Uma dessas autoridades teve o atrevimento de atribuir o "apagão" dos aeroportos, em especial o de Brasília, ao excesso de pousos e decolagens em decorrência das eleições. Feliz seria o Brasil se tantos cidadãos possuíssem aviões a ponto de congestionar os céus por ocasião dos pleitos eleitorais. Esqueceu-se, porém, ao inventar tal disparate, que algumas semanas atrás vivemos uma eleição de primeiro turno sem que nada de anormal ocorresse nos aeroportos do País.
Um outro veio em seguida dizer que o Aeroporto Juscelino Kubitschek, em Brasília, havia subitamente chegado ao limite de saturação. Tivesse consultado a página da própria Infraero na Internet e teria evitado a gafe. De janeiro até o final de setembro de 2006, o movimento de aeronaves na capital federal havia somado 93.250 pousos e decolagens, contra um total de 97.872 operações realizadas no mesmo período de 2005. O movimento diminuiu, portanto. E não se pode esquecer que uma segunda pista havia sido há poucos meses inaugurada no aeroporto brasiliense, o que permite supor uma melhoria em suas condições operacionais.
O que as autoridades teimam em negar, é o que todos já perceberam. Os controladores de vôo, civis e militares, estão realizando uma ação coletiva e deliberada de retardamento dos pousos e decolagens. Chame-se a isto operação tartaruga, procedimento padrão, greve branca, ou que outro nome se deseje inventar: é incontestável que os vôos estão sofrendo atrasos sistemáticos em razão de alteração das rotinas até então adotadas, sem que houvesse qualquer ordem superior para tal. Vá lá que o Comando da Aeronáutica prefira não enxergar tal atitude como indisciplina, para evitar o incômodo da apuração de responsabilidades e da aplicação de punições. Não se pode pretender, porém, que os usuários dos aeroportos, já suficientemente incomodados pelos atrasos de seus vôos, sejam compelidos a aceitar explicações tão destituídas de fundamento.
Muitos devem estar, com toda razão, condenando a categoria dos controladores de vôo pelo aproveitamento político da comoção pública subseqüente ao acidente com o jato da Gol. No entanto, é inegável que o salário de um controlador de vôo é ínfimo perante a responsabilidade colocada em suas mãos. A falta de sensibilidade revelada pela categoria não isenta seus superiores hierárquicos, a quem competia agir para remediar-lhes o salário iníquo.
Irregularidades no cumprimento de escalas de trabalho e respectivos períodos de descanso também devem ser atribuídas às autoridades aeronáuticas.
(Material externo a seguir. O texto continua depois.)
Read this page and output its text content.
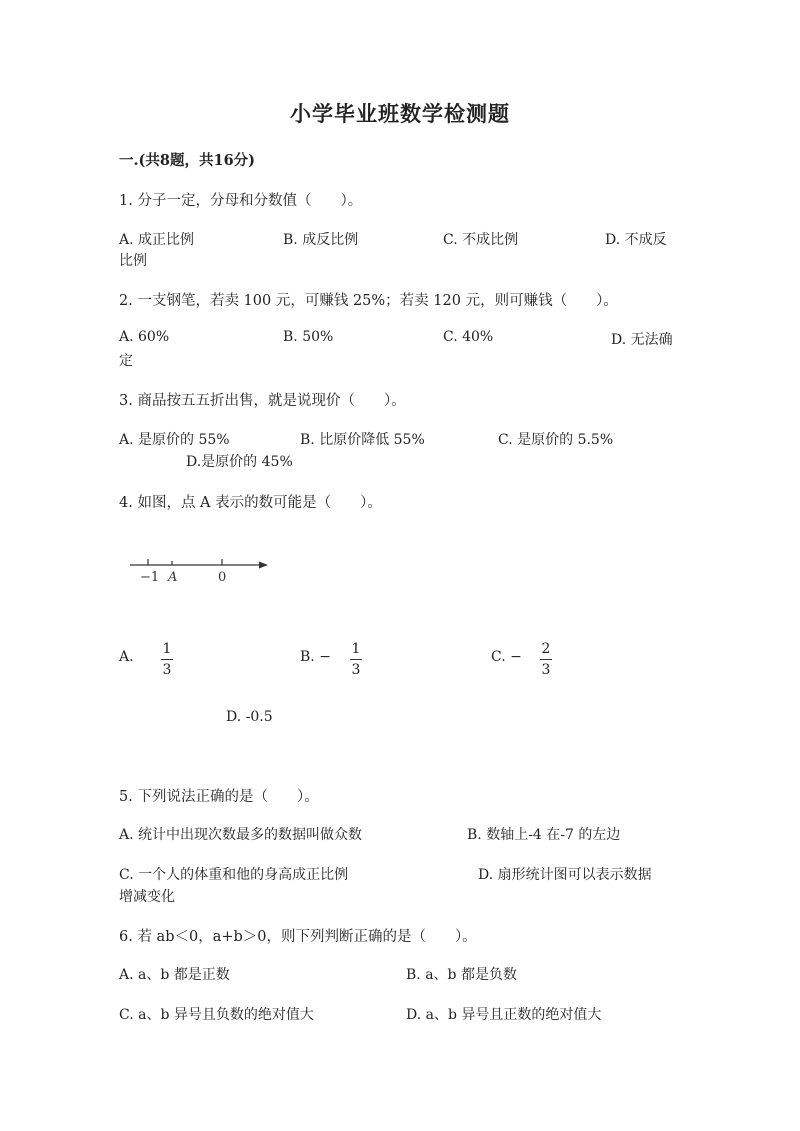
小学毕业班数学检测题
一.(共8题，共16分)
1. 分子一定，分母和分数值（　　）。
A. 成正比例	B. 成反比例	C. 不成比例	D. 不成反
比例
2. 一支钢笔，若卖 100 元，可赚钱 25%；若卖 120 元，则可赚钱（　　）。
A. 60%	B. 50%	C. 40%	D. 无法确
定
3. 商品按五五折出售，就是说现价（　　）。
A. 是原价的 55%	B. 比原价降低 55%	C. 是原价的 5.5%
D.是原价的 45%
4. 如图，点 A 表示的数可能是（　　）。
−1 A	0
A. 1
3
B. − 1
3
C. − 2
3
D. -0.5
5. 下列说法正确的是（　　）。
A. 统计中出现次数最多的数据叫做众数	B. 数轴上-4 在-7 的左边
C. 一个人的体重和他的身高成正比例	D. 扇形统计图可以表示数据
增减变化
6. 若 ab＜0，a+b＞0，则下列判断正确的是（　　）。
A. a、b 都是正数	B. a、b 都是负数
C. a、b 异号且负数的绝对值大	D. a、b 异号且正数的绝对值大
Se o cumprimento estrito das normas exigia a ampliação do contingente de controladores de vôo, por que não foram tomadas as providências necessárias para tal?
O colapso do controle de nosso espaço aéreo não resulta de fatores imponderáveis, ou de um excesso de tráfego aéreo contra o qual seja impossível reagir. Se assim fosse, os cidadãos americanos, europeus e asiáticos já viriam experimentando há décadas o tumulto que ora assola nossos aeroportos. Qualquer um dos quatro mais movimentados aeroportos americanos (Atlanta, Chicago, Los Angeles e Dallas-Fort Worth) suporta sozinho mais pousos e decolagens anuais do que a soma de nossos quatro aeroportos de maior movimento (Congonhas, Guarulhos, Brasília e Galeão). É evidente que, para tanto, dispõem de recursos materiais e humanos muito superiores aos nossos. Cabe, porém, àquelas mesmas autoridades prever a expansão do tráfego aéreo e tomar as providências para enfrentar tal crescimento. Se não o fizeram a tempo, falharam em sua missão.
Não há mistério no que está ocorrendo. Falhou o governo agora, assim como falhou o governo anterior ao não agir para evitar a crise do setor elétrico. O "apagão" dos aeroportos, assim como o "apagão" do setor elétrico, poderia ter sido evitado.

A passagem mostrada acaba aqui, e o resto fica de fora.